TechHermit has three different attendees submit comments about the Microsoft (NASDAQ: MSFT) Data Center Event. Mike Manos, Christian Belady, Daniel Costello, and the rest of the Microsoft Data Center team are changing the data center industry.
As good as this event was, the real one people want to get into is if Microsoft does this again for its Iowa Data Center, its next generation data center.
"The facility that we have planned here in Iowa will be something special and unique," said Manos, Microsoft's general manager of data center services. "It will be the first data center that what we consider our next-generation facility."
The new center will "drive significantly better energy efficiency than any center under construction today," Manos said. "Iowa, specifically West Des Moines, was the perfect location."
They could have an event for a whole week and people would gladly pay $10,000 each to attend.
Here are comments from TechHermit's blogs.
Well we just wrapped up the second day and I am now back in my hotel room relaxing after a very busy day. The day began for me as I visited the presentation by Microsoft Security chief and General Manager Peter Boden. The program that Microsoft has around security, compliance, audits and the like is unlike anything I have ever seen before. You never really think about the requirements for security and Microsoft’s program blends the logical and physical in a way that would astound most people. Microsoft has an impressive list of certifications for their facilities, something you NEVER hear from anyone else advertising software as a service or operational accountability. More than that, Mr. Boden shared their approach, growth and evolution on how they got there. These were incredible lessons for those of us in the audience tasked with security requirements
I then attended a question and answer panel emceed by Michael Manos. The panel consisted of Microsoft’s top mechanical engineers, electrical engineers, architects, and Christian Belady. Frankly speaking this session was so information packed and the level of sharing of learnings so deep that its actually hard to describe. You could have done an entire day with just this team and not exhausted the questions and learnings. Everyone sitting around me agreed that you just dont get access to this type of information from ANYONE or you would have to pay an architecture and engineering company big bucks to get to talk to these kinds of people. At lunch afterwards in one of the long hallways in the facility I talked about this session with several colleagues who were equally blown away by two key things - the forthrightness of answers and the level of sharing with the attendees. Microsoft has the most intelligent Data Center engineering organization I have ever seen. If Microsoft ever does this again - This is a MUST ATTEND event.
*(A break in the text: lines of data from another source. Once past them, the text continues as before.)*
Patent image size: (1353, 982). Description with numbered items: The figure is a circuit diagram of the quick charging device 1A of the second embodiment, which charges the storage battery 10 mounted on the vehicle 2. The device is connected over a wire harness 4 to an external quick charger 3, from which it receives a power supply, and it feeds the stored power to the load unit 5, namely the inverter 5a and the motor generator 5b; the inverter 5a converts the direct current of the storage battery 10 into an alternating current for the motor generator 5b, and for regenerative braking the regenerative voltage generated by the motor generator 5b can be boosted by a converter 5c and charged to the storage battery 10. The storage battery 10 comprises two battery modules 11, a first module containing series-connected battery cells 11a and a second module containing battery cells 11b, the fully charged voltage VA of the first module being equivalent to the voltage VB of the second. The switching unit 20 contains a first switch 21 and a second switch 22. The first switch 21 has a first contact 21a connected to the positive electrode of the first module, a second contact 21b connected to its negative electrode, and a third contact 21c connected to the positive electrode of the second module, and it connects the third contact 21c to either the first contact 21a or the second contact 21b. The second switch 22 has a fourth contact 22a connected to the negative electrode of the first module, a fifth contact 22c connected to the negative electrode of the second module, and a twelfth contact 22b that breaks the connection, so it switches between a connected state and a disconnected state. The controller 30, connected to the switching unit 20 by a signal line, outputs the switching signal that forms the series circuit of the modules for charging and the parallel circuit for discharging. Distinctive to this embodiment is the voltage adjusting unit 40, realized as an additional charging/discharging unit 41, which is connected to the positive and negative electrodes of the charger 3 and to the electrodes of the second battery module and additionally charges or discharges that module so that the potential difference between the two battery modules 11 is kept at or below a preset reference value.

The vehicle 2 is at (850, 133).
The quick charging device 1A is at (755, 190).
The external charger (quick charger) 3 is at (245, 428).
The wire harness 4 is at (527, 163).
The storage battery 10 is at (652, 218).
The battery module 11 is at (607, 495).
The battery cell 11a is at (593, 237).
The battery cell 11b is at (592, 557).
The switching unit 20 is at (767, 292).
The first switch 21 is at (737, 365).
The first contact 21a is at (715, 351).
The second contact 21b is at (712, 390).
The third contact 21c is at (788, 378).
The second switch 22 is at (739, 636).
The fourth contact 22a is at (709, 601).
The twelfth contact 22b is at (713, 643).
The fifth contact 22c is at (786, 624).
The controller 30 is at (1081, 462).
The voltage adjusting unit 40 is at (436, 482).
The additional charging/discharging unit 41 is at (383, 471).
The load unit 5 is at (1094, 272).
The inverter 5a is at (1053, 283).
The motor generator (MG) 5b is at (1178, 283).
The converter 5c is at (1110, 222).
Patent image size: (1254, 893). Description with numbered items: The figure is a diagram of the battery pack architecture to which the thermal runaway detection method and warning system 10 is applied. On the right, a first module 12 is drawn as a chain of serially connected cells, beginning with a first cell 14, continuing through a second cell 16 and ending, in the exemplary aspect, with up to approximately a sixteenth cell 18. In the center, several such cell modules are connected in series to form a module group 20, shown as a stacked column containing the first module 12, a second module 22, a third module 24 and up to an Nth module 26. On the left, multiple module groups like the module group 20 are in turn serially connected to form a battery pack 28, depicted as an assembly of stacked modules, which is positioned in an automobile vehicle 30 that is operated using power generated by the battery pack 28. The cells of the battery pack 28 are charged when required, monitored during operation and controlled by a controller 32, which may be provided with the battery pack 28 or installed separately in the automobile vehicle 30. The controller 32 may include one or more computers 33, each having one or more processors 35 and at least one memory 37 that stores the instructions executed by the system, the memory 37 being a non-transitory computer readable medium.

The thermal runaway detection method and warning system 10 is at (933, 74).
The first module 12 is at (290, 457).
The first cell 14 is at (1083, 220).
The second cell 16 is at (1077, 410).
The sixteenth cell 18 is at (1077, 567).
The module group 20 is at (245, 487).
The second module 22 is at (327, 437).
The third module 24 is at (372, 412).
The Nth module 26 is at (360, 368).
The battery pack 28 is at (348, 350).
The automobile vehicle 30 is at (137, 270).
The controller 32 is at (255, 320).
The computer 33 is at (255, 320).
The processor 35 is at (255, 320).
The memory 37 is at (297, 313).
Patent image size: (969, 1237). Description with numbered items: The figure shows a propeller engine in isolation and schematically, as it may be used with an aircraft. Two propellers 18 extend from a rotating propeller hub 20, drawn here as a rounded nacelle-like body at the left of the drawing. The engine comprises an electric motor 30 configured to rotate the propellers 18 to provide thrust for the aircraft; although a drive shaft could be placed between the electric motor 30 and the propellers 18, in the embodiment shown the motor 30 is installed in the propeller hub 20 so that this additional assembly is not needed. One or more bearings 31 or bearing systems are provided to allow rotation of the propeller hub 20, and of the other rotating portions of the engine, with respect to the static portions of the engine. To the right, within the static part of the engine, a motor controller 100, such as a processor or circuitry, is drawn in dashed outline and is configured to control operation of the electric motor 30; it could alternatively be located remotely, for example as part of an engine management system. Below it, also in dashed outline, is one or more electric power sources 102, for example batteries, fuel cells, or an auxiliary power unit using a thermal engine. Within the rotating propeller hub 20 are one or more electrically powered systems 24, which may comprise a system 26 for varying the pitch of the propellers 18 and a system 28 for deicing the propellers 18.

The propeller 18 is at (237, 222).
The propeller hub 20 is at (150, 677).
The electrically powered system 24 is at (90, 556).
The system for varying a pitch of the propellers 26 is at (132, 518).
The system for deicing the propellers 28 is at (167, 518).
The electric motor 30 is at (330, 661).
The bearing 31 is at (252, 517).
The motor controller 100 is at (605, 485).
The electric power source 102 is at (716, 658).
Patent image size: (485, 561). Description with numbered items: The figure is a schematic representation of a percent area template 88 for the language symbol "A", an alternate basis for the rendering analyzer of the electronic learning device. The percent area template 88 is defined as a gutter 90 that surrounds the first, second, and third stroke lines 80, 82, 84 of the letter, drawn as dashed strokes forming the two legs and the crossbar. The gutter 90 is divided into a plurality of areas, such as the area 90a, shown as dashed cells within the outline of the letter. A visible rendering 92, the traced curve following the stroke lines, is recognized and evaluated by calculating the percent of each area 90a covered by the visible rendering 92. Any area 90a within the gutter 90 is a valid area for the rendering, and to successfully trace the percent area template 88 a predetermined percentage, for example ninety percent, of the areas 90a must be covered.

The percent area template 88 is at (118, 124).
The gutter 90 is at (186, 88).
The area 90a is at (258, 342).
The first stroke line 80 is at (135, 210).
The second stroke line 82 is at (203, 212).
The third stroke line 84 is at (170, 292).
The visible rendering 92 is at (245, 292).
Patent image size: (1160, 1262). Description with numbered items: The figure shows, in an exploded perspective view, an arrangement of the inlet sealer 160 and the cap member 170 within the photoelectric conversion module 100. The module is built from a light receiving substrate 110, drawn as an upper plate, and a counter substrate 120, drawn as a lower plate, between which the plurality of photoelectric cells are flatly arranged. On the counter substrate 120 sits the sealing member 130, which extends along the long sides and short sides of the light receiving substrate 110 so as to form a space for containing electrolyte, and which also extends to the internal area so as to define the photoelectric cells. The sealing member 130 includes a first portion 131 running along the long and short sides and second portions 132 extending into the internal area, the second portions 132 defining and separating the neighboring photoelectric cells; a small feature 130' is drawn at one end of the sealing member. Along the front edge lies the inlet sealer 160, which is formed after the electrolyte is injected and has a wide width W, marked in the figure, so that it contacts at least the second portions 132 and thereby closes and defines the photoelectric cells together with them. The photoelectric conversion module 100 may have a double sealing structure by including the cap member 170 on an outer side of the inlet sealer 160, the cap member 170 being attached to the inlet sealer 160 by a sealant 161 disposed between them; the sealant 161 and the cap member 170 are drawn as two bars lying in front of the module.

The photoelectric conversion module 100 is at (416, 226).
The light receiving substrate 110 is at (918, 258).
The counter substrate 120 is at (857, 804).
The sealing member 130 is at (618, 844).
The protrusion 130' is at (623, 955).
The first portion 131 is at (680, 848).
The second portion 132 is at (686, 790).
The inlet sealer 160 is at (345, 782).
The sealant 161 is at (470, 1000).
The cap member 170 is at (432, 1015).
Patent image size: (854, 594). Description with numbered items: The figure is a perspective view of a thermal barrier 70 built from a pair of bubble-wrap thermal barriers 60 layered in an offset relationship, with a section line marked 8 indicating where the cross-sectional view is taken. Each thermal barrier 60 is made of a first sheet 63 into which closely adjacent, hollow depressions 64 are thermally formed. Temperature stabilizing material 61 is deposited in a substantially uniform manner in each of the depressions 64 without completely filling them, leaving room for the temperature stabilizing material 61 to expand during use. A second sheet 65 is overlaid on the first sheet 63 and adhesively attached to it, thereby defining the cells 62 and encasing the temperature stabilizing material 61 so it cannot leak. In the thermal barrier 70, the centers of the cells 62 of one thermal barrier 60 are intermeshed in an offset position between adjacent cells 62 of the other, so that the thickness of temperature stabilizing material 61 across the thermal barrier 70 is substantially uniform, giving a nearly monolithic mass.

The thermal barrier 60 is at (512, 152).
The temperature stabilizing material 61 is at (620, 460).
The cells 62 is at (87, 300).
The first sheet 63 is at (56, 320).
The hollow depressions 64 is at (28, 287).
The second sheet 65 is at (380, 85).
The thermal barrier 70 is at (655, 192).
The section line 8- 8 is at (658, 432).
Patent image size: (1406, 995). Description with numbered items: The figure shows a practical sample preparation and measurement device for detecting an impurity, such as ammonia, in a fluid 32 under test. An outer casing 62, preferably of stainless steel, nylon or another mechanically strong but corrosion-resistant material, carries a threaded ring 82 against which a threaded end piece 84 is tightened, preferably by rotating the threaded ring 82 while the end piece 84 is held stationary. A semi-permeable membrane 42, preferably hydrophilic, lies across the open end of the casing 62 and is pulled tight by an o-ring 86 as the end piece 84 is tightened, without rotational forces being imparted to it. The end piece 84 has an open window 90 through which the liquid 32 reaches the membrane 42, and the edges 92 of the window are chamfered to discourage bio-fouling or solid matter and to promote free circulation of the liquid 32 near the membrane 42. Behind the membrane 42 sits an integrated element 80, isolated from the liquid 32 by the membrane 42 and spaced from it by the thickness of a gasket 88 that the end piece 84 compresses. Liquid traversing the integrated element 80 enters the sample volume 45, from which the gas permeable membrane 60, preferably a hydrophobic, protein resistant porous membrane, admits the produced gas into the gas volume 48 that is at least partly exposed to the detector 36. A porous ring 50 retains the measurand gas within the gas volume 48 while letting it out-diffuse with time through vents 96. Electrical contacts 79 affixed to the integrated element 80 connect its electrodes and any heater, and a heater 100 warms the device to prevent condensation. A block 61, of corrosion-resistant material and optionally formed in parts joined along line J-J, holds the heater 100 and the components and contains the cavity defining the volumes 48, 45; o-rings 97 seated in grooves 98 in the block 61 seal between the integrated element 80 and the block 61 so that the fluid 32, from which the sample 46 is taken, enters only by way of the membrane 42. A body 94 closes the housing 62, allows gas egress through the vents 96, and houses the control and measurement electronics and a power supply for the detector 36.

Like the person who posted yesterday I thought that I would send you some of my highlevel thoughts of this event.
IT TOTALLY ROCKED!
Microsoft did in one event what the last three years of attending Uptime Symposiums, DATA CENTER WORLDS, and Data Center Dynamics have completely failed to do! They shared real world examples, real data and engineering, and gave actual users exposure to real data that they could use. They did all this in a working data center that would completely blow your mind. The tour and the level of detail they went into on the facility design was just incredible. Microsoft knows how to build data centers. Dont let anyone ever tell you different. I have been in this business for 30 years and nothing even comes close.
The Microsoft event was vastly different than anything I have ever attended before in my career. It lacked the uppity air and pretentiousness of the Uptime events, and vastly more detailed than anything Dynamics or Data Center World would get into. As Michael Manos told me in the hall his goal was to have a conference “by operations people, for operations people, about operations and real world issues.” At that they totally succeeded. Everyone I talked to went on about the quality of the sessions and sheer amazement at their open-ness.
In my opinion, Microsoft did more for Data Center end-users and the Data Center Community than a hundred conferences. I know you dont want to post about the Uptime controversy anymore but if there was ever a successor to that work, my vote would be for this group to manage it.
I just wanted to send you my personal experience at the Microsoft Data Center Experience event in San Antonio as I see you have an entry about it. The event was wonderful. Microsoft executives and technical teams were frank, open, honest, and generally extremely generous with their time. While we have different design criteria and operations models it was great to see how someone else has approached the same problems. The tours of the facility, the technologies used, the engineering reasons they have done what they have done was clearly articulated to everyone. The opening night keynote had an interesting line : ” This event is not to show anyone the right way to do datacenters, the wrong way to do datacenters, just the Microsoft way of doing datacenters.” I have to say I was somewhat dubious that I would get a lot of sales marketing around their products but the event was all about operations and with the exception of some salesy stuff in the Virtualization track around Hyper-V it was incredibly down to earth. one of the best events around data centers and definitely the best Microsoft event I have ever attended. My personal kudo’s goes out to the Microsoft teams for an amazing experience.
I hope this creates pressure on Google (NASDAQ: GOOG) to open its doors or maybe people have given up on finding out anything about Google.. Has anyone else noticed how little news there is on Google's data centers?